また中国側が上空から撮影したとされる、チャーターした補給船へ放水している動画も公開されている。
PCGによると、実は放水があった前日の4日にもアユンギン礁周辺海域では「シエラ・マドレ」に補給に向かうフィリピン船舶に対して、海警局船舶4隻と民兵が乗り込んだ民兵船32隻が同海域に集結して、進路妨害など繰り広げていたという。
「座礁船撤去は約束事項」とする中国、「そんな約束、覚えがない」というフィリピン
こうした中国側の危険な行動に対し、フィリピン外務省は在マニラ中国大使を召還して強く抗議。
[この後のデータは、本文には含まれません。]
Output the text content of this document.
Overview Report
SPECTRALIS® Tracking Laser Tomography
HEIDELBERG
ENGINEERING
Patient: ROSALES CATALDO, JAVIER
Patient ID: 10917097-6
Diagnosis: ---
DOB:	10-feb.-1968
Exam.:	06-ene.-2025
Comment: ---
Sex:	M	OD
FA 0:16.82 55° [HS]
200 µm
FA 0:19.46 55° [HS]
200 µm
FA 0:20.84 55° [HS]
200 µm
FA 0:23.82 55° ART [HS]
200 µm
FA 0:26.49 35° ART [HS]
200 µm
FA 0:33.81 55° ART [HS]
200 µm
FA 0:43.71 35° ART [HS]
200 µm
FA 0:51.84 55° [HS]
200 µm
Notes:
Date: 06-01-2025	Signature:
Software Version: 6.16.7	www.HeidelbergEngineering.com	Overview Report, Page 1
「アユンギン礁はフィリピンの排他的経済水域(EEZ)内にあり、フィリピンの主権と国際法に基づいて駐留している」として中国の違法性を訴えた。
一方、南シナ海の大半を自国の海洋権益が及ぶ「九段線」の内側にあると主張している中国側は、海警局船舶の行動を「フィリピン側が不法に侵入したので法に基づいただけ」と一歩も退かない構えで、逆にフィリピン政府に対して、アユンギン礁でフィリピンが拠点としている座礁船の撤去と原状復帰を求めている。
座礁船の撤去・原状回復を求める根拠として中国は、「フィリピンが撤去を約束した」と主張している。
これに対し、昨年6月にフィリピンの第17代大統領に就任したフェルディナンド・マルコス・ジュニア氏をはじめフィリピン側は「そんな約束などしていない」「約束があるというならそれを書面で示してほしい」などと中国側の一方的な言い分に対しさらに強く反発している。